As it is not easy to obtain fresh frozen surgical samples, we also evaluated the expression of the REG Iα gene in FFPE samples to compare an easier, more practical and more economical method for RNA extraction for future clinical applications. We found a significant correlation in REG Iα expression between the two different sampling and real-time RT-PCR methods (Fig. 4). Clinically, the positive effect of REG Iα in lung cancer cells implies that REG Iα could be used as an indicator to initiate adjuvant therapy, even in stage I lung cancer patients; alternatively, it may become a target for therapy or a marker of chemosensitivity and radiosensitivity (18).

One of the limitations of the present study was the small number of participants in the SCC group, as the correlation between REG Iα and prognosis could only be evaluated in 14 stage I SCC patients. This may explain the lack of a significant correlation between the expression of REG Iα and SCC prognosis.

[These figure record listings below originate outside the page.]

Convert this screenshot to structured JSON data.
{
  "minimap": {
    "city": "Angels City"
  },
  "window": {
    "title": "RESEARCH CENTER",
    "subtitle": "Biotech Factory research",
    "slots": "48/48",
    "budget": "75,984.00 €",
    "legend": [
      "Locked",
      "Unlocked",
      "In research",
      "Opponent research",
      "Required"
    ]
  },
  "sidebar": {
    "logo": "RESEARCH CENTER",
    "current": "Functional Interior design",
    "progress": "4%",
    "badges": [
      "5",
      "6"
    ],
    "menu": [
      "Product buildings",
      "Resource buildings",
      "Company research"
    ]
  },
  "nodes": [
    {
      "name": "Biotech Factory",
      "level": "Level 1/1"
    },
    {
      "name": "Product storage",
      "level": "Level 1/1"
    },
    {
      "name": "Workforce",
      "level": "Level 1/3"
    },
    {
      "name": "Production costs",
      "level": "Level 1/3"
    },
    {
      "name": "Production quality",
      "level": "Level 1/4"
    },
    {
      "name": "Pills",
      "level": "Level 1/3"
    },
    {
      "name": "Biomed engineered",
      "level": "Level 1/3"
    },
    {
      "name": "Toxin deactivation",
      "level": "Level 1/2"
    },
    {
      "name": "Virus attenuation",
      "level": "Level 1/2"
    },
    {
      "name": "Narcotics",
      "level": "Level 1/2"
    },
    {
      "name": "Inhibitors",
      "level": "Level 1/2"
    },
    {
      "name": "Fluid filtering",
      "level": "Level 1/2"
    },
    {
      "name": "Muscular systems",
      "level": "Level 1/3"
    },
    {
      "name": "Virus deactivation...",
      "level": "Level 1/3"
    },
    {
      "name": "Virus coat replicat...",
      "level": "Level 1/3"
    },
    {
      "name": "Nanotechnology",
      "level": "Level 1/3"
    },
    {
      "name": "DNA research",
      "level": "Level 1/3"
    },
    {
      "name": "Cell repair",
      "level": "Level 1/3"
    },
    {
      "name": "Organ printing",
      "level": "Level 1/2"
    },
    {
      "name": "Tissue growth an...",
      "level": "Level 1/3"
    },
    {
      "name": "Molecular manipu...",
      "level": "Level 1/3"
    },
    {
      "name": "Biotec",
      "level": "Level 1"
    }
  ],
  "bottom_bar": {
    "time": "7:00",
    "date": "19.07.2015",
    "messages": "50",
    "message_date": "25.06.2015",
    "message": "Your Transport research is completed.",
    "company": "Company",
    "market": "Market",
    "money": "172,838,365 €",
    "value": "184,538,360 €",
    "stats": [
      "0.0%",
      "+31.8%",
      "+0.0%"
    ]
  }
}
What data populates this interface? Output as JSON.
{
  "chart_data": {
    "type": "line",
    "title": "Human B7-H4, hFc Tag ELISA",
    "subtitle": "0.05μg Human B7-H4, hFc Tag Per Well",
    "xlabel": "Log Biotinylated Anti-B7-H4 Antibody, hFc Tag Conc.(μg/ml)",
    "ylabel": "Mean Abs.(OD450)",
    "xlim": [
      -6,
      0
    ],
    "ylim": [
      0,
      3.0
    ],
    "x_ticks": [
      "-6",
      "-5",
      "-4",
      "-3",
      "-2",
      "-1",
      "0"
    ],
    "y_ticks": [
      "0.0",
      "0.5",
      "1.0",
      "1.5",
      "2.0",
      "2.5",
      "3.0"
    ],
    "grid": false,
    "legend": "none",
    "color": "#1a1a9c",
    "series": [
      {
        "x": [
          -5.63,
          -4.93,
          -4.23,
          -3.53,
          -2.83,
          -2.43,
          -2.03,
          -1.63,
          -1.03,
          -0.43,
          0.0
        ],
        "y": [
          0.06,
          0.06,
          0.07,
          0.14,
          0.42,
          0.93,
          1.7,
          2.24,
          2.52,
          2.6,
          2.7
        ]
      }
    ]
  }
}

In summary, the REG Iα gene increased the cell number and anchorage-independent cell growth of lung adenocarcinoma cells, and the cell invasive activity and anchorage-independent cell growth in lung squamous cell carcinoma. Overexpression of the REG Iα gene is a risk factor for poor prognosis in lung cancer patients functioning via different mechanisms in adenocarcinoma and squamous cell carcinoma.